Of course, I think it’s great that he even offers to go out and get some of these things when we need it. But much as I appreciate the help, I have to pause when he offers, wondering what will actually be in the bag when he returns from the shopping trip.

“Give me a very detailed list,” he said one night, “and I’ll get exactly what you want.”

“I don’t make lists,” I explained. “I just know what we need, and I get it. It’s the same every week.”

“If you want me to get the right stuff, write it down.”

So, I did. I wrote down everything I could think of in what brand and what size and what color, and it took so long that I realized I could probably have gone to the supermarke­t and back, twice, in the time it took me to make a husband-proof shopping list.

Still, I reminded myself that I appreciate the help, and with fingers and toes crossed, I sent him off on his shopping adventure.

“Enjoy your free time,” he told me on his way out. “Go take a bubble bath.”

A half hour went by. Then an hour. There were five things on the list.

Then the phone rang. I got out of the tub.

“Okay, I think I have everything,” he said. “One question. I found the detergent, but there are like, seven different kinds,” he said a little less confidentl­y. “Do you want regular, Fresh Air, Free and Clear, Rainshower, Linen, or Morning Bloom?”

“It doesn’t matter.” I said. “Fresh Air, I guess.”

“Okay,” he said and hung up.

I got back in the tub. The phone rang. I got out of the tub.

“You said you want the 64-ounce size, but if you get two 32-ounce sizes the second one is half off.”

That’s fine,” I said

“OK,” he said and hung up.

I got back in the tub. The phone rang. I got out of the tub.

I have another question,” he said. “Aaauuugghh­hhh,” I yelled as I dripped bubbles on the floor. “I don’t care!
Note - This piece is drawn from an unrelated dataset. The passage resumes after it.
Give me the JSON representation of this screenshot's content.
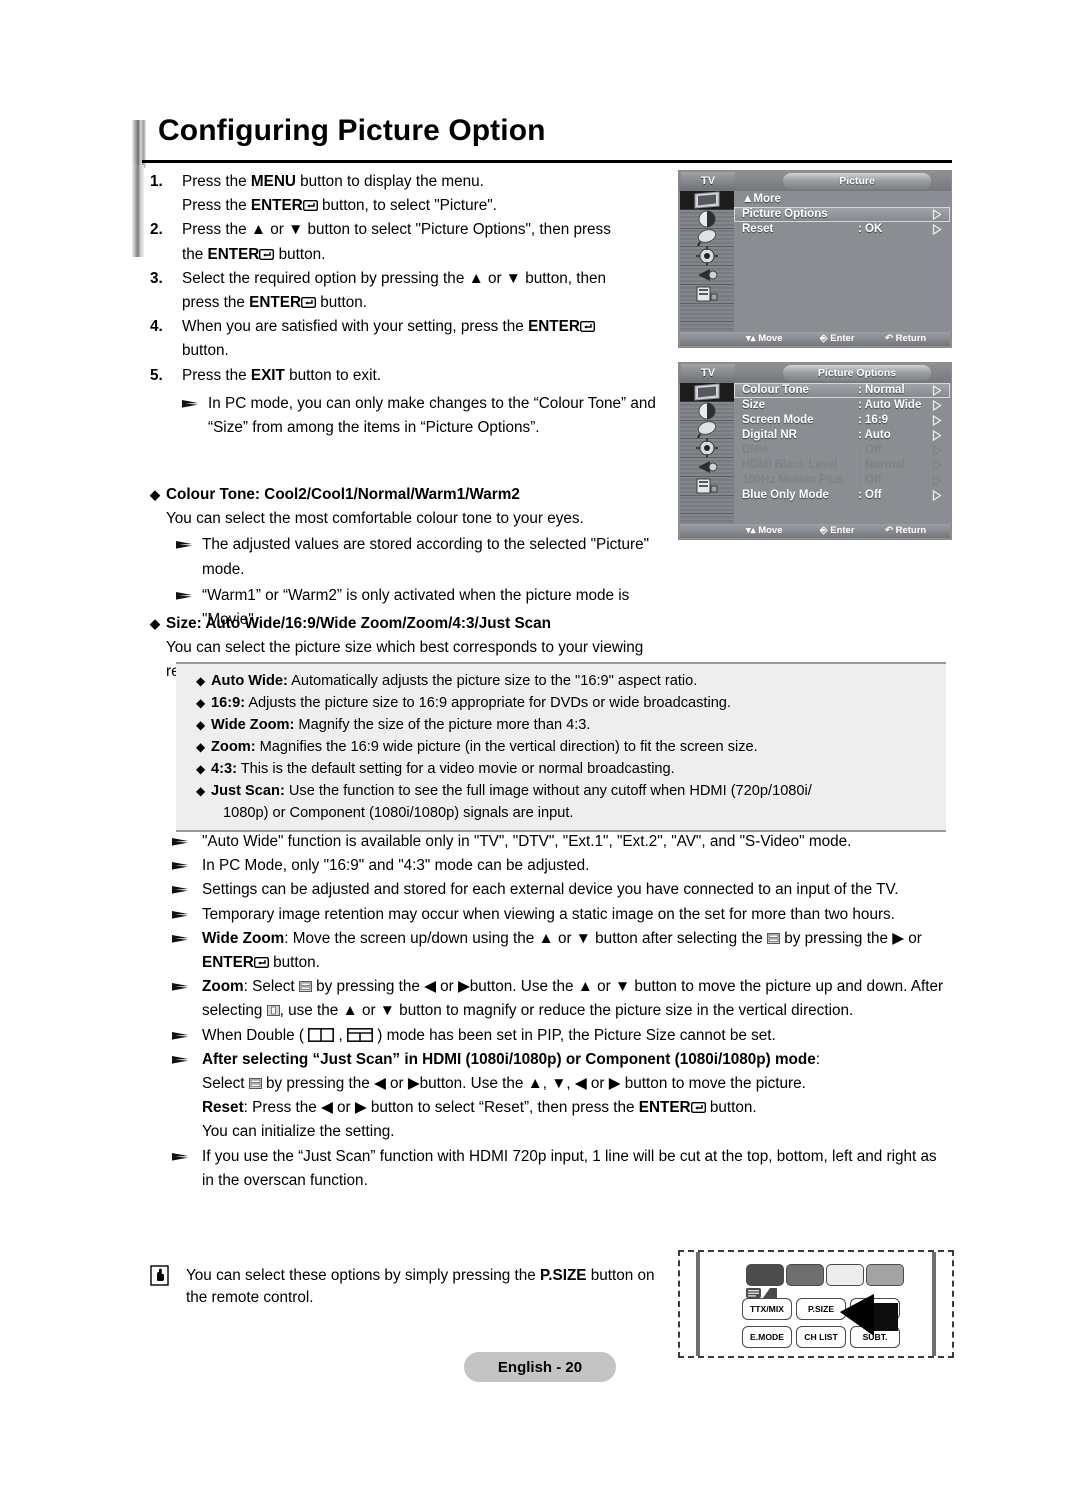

Just get whatever you want.”

Half an hour later he walked in the door.

“I got everything you wrote down and some things that weren’t on the list,” he said with a sly smile. I groaned thinking about the 10 boxes of Mallomars that were probably in the bag.

From behind his back, he handed me some fashion magazines and a bouquet of flowers.

I gave him a hug and smiled sheepishly. “So ... do you need anything at the hardware store tomorrow?”